Mais il peut y avoir d'autres raisons qui justifient amplement le détour par la case « brocante ». Un exemple : le bois. Imaginons que certaine individue lambda, qui décidément n'en finit jamais de s'appeler Mata, souhaite meubler son... euh... salon de derrière. Or, pour cette pièce qui fut rêvée et minutieusement modélisée, où, par le Gadlu, notre individue va-t-elle dénicher le banc d'église en bois sculpté qui garnira le mur de droite, juste à côté de la cheminée de marbre ? Certainement pas chez le méga-store de design nordique qui hante chaque coin de rue, c'est une évidence... Le banc d'église en chêne massif voyage en effet fort mal en paquets plats. De plus, comble de malchance, le chêne massif ça pèse un très gros quintal, ce qui détermine immanquablement des coûts de transport vertigineux. Il n'en faut pas plus pour expliquer l'absence totale de références en chêne / hêtre / palissandre / bois de rose massif dans les catalogues contemporains. Autant pour les amateurs/trices de vieilleries poussiéreuses et qui ont par surcroît déjà servi. C'est icy que s'élèvent en général une longue liste d'anathèmes dénonçant, au tollé, l'abomination suprême que symbolisent ces objets contaminés par d'innommables bestioles rampantes et autres crimes contre la modernité aseptisée.
Pour ma part, peu me chaut : ce n'est ni pour radiner trois centimes ni pour investir dans l'antiquaille que j'écume les hangars glacés et poussiéreux du royaume. C'est tout simplement parce que je n'ai pas le choix. Les tambours à broder que l'on trouve au 21è. siècle sont en plastique et déchirent la batiste que j'ai eu tant de peine à déterrer d'un sac en soldes. Les quelques modèles en "bois", fabriqués en Chine, partent de travers dès la deuxième utilisation et ne sont pas même cylindriques.
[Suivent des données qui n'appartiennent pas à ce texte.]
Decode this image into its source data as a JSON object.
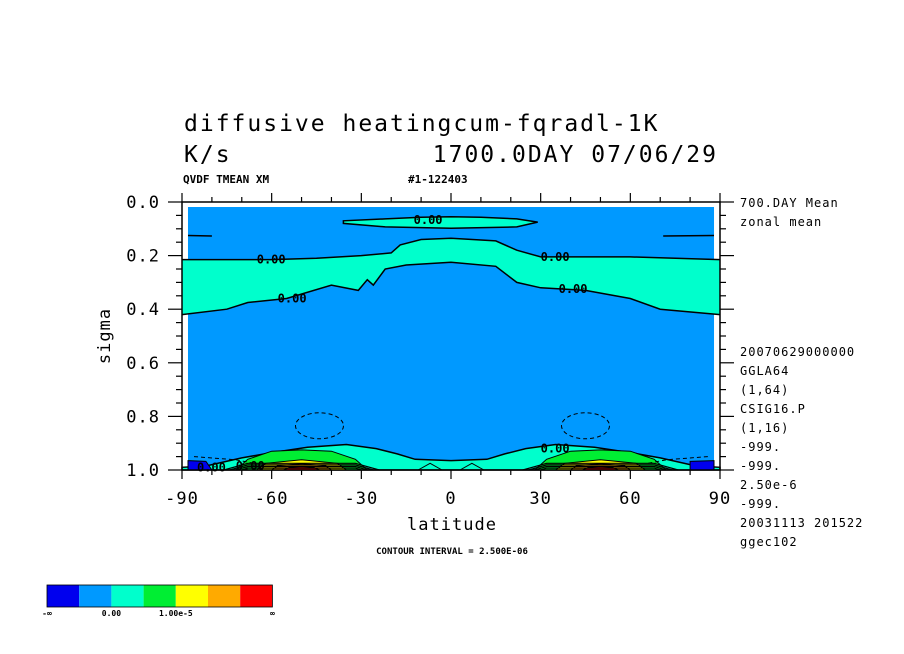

Pas d'autre solution, en l'occurrence, que de partir en chasse au petit matin, avec le fol espoir que le Gadlu me vienne en aide. Ce qui ne manque jamais d'arriver, mais plutôt « tôt ou tard » et très souvent dans le désordre. On ne peut pas tout avoir. Mais, au demeurant, rentrer avec une pisseuse en porcelaine ou un étau en acier massif, lorsqu'on était partie pour se procurer de la Colbert bleu nuit, c'est ce qui constitue tout le charme de l'exercice brocantesque. Et je n'évoque même pas les improbables synchronismes qui parfois illuminent l'aube humide, lorsque, au fond d'un bac crasseux, sous un tréteau bancal, l'on parvient à mettre la patte sur un Paul Émile Bécat original. Dont le vendeur n'a jamais entendu parler et qu'il brade donc pour une poignée de cacahuètes. Le bonheur, c'est simple comme un inculte. Amen.